While planting, there's a few things you see plenty of: Peanut butter, duct tape, zippers.

If your contract isn't based out of a motel, logging or outfitter camp (often called motel show), there's big chances that many everyday life necessities will come with a zipper: Tent, sleeping bag, rain jacket...Therefore, there's a big chance than some of those zippers, confronted to the extremes of climate, wilderness and personal abuse will break.

And trust me, there's nothing worse than a zipper breaking off on a buggy night.

To avoid getting eaten alive by mosquitoes, many planters will jump in their tent, opening and closing the entrance as fast as possible to let as few little buggers as possible in. Repeated a minimum of four times a day, usually more (a tent is the perfect place to feel an urge to pee at 3AM, but there's a solution to this as well; a piss bottle!) for at least 2 months, often more, and combined with dust and rain, it's no wonder than many zippers won't zip.

Therefore, the first tip is to simply take your time. It won't be the end of the world if a few bugs get in! If you'd rather have them all dead before going to bed, use a lamp and hunt them down, it shouldn't be too hard! The same applies for anything else, from your hoodie to your sleeping bag. The label might say it will resist to -10 celsius, but if it isn't sealed, you'll shiver yourself to sleep!

But even the best zippers might finally give up after years of loyal services. It's 11PM, you're tired, the bugs won't let you rest and the chick/dude you had your eyes on just hooked up with someone else!

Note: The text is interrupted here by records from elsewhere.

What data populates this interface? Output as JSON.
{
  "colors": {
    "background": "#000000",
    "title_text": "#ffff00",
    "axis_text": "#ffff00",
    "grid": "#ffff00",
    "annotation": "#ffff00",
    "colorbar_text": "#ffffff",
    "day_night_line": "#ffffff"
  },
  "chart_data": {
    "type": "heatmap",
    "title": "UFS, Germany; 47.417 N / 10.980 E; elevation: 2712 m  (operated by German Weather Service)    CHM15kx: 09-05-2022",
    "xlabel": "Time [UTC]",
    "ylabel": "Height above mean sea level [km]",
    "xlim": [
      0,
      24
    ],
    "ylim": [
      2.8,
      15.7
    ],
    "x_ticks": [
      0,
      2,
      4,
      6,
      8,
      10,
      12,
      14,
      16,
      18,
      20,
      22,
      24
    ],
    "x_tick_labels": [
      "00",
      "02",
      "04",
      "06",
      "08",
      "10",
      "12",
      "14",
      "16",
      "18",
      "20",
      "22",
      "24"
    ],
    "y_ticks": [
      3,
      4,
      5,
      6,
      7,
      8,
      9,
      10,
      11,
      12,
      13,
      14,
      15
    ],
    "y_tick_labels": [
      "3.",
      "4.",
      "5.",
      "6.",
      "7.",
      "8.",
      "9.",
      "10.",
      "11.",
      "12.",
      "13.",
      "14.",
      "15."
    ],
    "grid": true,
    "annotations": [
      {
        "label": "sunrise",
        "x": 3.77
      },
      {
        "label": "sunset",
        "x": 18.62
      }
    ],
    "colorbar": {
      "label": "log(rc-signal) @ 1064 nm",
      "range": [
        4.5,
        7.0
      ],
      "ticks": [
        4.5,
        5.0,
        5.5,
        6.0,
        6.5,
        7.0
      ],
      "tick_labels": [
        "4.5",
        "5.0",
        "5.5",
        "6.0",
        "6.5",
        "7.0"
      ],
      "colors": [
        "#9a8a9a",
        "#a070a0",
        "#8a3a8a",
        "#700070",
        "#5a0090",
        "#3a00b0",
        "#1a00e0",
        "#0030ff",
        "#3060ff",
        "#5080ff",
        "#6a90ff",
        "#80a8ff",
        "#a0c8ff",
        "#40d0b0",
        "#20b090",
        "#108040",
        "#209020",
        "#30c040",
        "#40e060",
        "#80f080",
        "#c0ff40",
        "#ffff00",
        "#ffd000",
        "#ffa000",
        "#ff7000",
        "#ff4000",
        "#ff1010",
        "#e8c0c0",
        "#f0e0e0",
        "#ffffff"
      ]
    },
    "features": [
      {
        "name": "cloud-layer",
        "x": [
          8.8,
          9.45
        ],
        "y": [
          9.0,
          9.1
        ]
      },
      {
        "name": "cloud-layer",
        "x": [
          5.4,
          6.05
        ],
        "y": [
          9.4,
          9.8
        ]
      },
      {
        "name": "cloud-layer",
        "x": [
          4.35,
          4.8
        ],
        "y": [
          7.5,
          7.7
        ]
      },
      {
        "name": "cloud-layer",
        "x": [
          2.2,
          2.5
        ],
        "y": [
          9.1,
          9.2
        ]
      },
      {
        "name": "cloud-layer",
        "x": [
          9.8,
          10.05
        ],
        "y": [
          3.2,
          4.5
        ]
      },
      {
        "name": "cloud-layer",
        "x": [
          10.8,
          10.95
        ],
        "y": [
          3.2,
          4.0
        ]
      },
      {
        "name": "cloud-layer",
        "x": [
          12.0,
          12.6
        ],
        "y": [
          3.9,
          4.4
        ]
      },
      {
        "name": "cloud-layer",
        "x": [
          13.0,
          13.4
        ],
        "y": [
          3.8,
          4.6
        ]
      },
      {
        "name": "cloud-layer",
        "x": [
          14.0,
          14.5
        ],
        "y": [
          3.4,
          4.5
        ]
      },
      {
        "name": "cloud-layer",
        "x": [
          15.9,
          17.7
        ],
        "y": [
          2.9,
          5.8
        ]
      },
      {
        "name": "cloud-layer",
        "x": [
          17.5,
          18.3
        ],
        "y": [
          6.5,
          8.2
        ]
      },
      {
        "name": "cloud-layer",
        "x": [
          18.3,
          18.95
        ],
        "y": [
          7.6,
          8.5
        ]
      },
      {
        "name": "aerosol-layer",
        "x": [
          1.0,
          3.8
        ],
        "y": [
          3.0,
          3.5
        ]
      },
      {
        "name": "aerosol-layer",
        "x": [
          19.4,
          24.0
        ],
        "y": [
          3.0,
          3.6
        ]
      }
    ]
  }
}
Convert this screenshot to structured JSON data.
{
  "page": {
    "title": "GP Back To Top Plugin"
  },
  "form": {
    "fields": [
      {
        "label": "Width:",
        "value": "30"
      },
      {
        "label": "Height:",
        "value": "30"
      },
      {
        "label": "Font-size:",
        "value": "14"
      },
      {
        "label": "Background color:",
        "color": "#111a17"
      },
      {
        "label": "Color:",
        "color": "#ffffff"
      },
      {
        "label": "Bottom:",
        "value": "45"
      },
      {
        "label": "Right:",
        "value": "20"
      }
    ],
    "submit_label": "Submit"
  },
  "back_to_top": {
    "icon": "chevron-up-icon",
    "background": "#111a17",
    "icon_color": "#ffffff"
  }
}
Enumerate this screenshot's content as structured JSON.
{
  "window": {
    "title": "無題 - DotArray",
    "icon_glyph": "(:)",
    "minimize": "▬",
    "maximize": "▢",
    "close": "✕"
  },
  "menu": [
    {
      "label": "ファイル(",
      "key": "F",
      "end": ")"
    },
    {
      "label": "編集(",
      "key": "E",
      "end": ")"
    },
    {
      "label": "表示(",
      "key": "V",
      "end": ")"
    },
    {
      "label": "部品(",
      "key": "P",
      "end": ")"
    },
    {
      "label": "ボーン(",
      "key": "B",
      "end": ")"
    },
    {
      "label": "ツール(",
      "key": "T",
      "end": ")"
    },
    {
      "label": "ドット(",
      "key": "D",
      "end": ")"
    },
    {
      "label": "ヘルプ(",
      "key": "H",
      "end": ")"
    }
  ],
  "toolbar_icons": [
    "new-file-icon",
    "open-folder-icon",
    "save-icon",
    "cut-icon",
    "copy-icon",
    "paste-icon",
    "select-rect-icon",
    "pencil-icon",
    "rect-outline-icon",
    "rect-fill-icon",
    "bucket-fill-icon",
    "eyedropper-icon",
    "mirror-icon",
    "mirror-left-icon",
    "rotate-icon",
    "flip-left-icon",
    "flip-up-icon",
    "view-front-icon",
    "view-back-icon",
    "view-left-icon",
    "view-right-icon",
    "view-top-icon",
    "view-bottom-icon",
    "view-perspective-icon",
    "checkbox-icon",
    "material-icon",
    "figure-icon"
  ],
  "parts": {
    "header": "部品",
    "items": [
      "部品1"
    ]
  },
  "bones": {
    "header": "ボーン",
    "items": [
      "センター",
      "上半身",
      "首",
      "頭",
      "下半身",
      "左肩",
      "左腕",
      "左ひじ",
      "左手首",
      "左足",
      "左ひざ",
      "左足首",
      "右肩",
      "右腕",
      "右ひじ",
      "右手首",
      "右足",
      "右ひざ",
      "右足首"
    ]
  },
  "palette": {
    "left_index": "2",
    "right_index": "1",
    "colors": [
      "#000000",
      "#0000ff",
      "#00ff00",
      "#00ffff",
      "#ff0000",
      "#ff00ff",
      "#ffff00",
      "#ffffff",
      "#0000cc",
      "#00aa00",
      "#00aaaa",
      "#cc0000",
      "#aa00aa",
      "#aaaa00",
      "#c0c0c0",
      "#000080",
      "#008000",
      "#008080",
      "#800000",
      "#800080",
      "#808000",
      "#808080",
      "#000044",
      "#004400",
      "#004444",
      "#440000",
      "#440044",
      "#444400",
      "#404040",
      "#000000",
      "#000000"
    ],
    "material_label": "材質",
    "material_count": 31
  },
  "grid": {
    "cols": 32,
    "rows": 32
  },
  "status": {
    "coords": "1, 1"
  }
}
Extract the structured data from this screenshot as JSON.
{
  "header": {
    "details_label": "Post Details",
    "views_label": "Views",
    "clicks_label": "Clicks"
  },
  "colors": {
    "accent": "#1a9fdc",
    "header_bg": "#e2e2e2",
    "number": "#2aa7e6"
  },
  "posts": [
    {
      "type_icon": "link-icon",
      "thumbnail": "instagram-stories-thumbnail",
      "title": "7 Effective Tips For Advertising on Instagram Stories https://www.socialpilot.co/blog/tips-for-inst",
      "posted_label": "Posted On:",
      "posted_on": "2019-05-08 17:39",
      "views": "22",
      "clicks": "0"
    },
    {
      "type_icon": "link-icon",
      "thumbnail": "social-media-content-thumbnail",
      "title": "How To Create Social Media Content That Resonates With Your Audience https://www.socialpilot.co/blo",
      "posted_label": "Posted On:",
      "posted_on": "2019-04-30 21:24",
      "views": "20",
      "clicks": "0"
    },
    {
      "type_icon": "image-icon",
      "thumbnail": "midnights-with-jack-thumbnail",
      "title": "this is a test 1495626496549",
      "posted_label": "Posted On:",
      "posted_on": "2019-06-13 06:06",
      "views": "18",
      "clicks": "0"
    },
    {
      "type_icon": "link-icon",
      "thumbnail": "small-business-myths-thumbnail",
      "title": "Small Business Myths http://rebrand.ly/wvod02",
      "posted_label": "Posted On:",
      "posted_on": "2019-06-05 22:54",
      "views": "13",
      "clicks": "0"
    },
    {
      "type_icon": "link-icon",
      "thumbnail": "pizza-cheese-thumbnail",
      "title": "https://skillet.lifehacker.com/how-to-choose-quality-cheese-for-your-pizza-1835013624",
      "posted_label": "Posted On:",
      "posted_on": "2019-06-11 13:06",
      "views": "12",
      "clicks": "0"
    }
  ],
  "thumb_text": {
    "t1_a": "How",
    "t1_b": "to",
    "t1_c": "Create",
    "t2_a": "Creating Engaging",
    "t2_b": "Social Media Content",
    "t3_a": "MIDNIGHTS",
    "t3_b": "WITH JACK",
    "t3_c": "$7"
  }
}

Don't panic, you won't have to sleep in the bus/crummy/minivan yet!

Here's the trick: Simply use pliers to press the sides of the zipper. Don't press too hard, as you'll block the mechanism, but just force the sides closer, it should do the trick.

It's not a trick you can do over and over again, as you'll end up breaking the zipper permanently, but it will save your ass in case of emergency and will usually allow you to finish the season, or at least the shift before considering replacing the defective piece of equipment.

Also, here's what former planter Chomko had to add to the subject:

"Zippers often break cuz they're full of dirt. If you take Mink oil or Silicone (the kind of stuff normally used to waterproof boots) and rub it on the zipper, a cloth will take off both the dust/dirt and the oil and you'll be good to go.

Also, there are tent stores that will replace your zippers if you have a warranty on them."


Enjoy your "retirement", miss. Think of us while enjoying the "real world"...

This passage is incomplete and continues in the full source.